The deadly Dec. 4 shooting outside the Hilton Hotel on Sixth Avenue dominated the headlines and set off a six-day manhunt by the FBI and the NYPD.
Detwiler said he had seen several photos of the suspect aired on Fox News as well as a video showing a masked man in black approach the health care executive from behind, raise a handgun with a silencer attached and shoot Thompson in the back.
Thompson was hit twice, in the leg and the back, with one bullet piercing his liver and heart, prosecutors said. He died at the scene.
The shooting was so far off the Altoona Police Department’s radar that it was not discussed at roll call or in any other official capacity, Detwiler said. The central Pennsylvania town of 50,000 residents is policed by just 75 officers.
The 911 dispatcher called Detwiler around 9:20 a.m. on Dec. 9, asking him to respond to a call that one of the most wanted suspects in the country was in the local McDonald’s.
"10-4, I’ll be on that," he responded, according an audio recording of the call. "I was being semi-sarcastic when I said that. I did not think it was going to be the person they said it was."
Detwiler’s supervisor, Lt. Thomas Hanley, showed he was equally skeptical in a text message about the call.
"If you get the New York City shooter, I will buy you a hoagie from the local restaurant," Hanley texted Detwiler, he told the court.
"I said, ‘Consider it done,’" he said.
During cross examination, the patrolman said he and his partner didn’t worry about the gun used in the crime or strategize how to approach him.
"I didn’t think it was going to be him," Detwiler said.
Body camera footage from Detwiler and his partner played in the Tuesday hearing shows the officer approaching Mangione and asking him to pull down his mask.
Detwiler asked Mangione to identify himself and patted him down briefly. He also asked him if he had been in New York lately.
Mangione gave the officers what they say was a fake New Jersey driver’s license with the name Mark Rosario.
Momentarily, Detwiler stepped out of the McDonald’s and called his supervisor.
"Tom, it’s him. It’s him," he says on the camera footage. "He’s here. He’s real nervous. I asked if he had been to New York recently and, Tom, I’m 100% sure that it’s him.
Soon, Detwiler was joined by more than half a dozen other police officers, including Hanley. They ran his license to see if it was valid and it came back with no results, the officer testified.
Detwiler said Mangione’s hands were shaking and he seemed evasive, but body camera footage from the officer at the time show him eating his hash brown and then digging into his McMuffin.
Defense lawyers have argued in court papers that the jury should not see evidence collected during the arrest or hear Mangione’s statements because they say their client’s civil rights were violated.
As more officers arrived, the dining area filled up with police officers.
Defense attorney Karen Friedman Agnifilo has argued that her client was surrounded and de facto in police custody, but not properly informed of his right not to self-incriminate.
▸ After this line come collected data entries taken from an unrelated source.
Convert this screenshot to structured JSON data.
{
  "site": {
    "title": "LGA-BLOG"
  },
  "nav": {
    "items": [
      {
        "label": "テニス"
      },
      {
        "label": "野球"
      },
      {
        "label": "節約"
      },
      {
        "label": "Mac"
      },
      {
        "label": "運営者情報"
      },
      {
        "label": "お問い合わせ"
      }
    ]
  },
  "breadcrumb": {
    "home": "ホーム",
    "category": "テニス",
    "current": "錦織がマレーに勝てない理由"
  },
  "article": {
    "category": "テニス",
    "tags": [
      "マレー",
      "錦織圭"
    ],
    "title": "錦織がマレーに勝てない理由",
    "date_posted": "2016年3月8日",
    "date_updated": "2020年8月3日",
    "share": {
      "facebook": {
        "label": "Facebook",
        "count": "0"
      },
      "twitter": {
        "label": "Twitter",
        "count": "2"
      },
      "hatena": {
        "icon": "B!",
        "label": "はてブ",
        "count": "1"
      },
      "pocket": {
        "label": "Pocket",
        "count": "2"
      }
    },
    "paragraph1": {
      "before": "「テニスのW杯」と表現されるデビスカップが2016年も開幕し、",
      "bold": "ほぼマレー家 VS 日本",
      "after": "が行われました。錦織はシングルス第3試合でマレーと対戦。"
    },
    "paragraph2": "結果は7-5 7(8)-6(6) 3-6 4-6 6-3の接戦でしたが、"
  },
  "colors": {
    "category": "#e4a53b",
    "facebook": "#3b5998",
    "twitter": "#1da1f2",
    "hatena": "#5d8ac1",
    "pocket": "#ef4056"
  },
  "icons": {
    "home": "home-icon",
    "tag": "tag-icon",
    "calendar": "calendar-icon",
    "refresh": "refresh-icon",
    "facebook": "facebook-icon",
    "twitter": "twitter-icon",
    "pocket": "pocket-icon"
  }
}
The officers also searched Mangione’s bag, eventually finding a 3D printed 9 mm ghost gun, a silencer and ammunition. They also found a red notebook with his personal writing, including an apparent reference to the victim being the "perfect target" and appearing to confess to the fatal shooting.
Mangione stands charged with second-degree murder and forgery in Manhattan Supreme Criminal Court, which could carry a life sentence if he’s convicted. He’s also facing federal weapons and murder charges in Manhattan federal court. U.S. Attorney General Pam Bondi has promised to seek the death penalty if he’s convicted.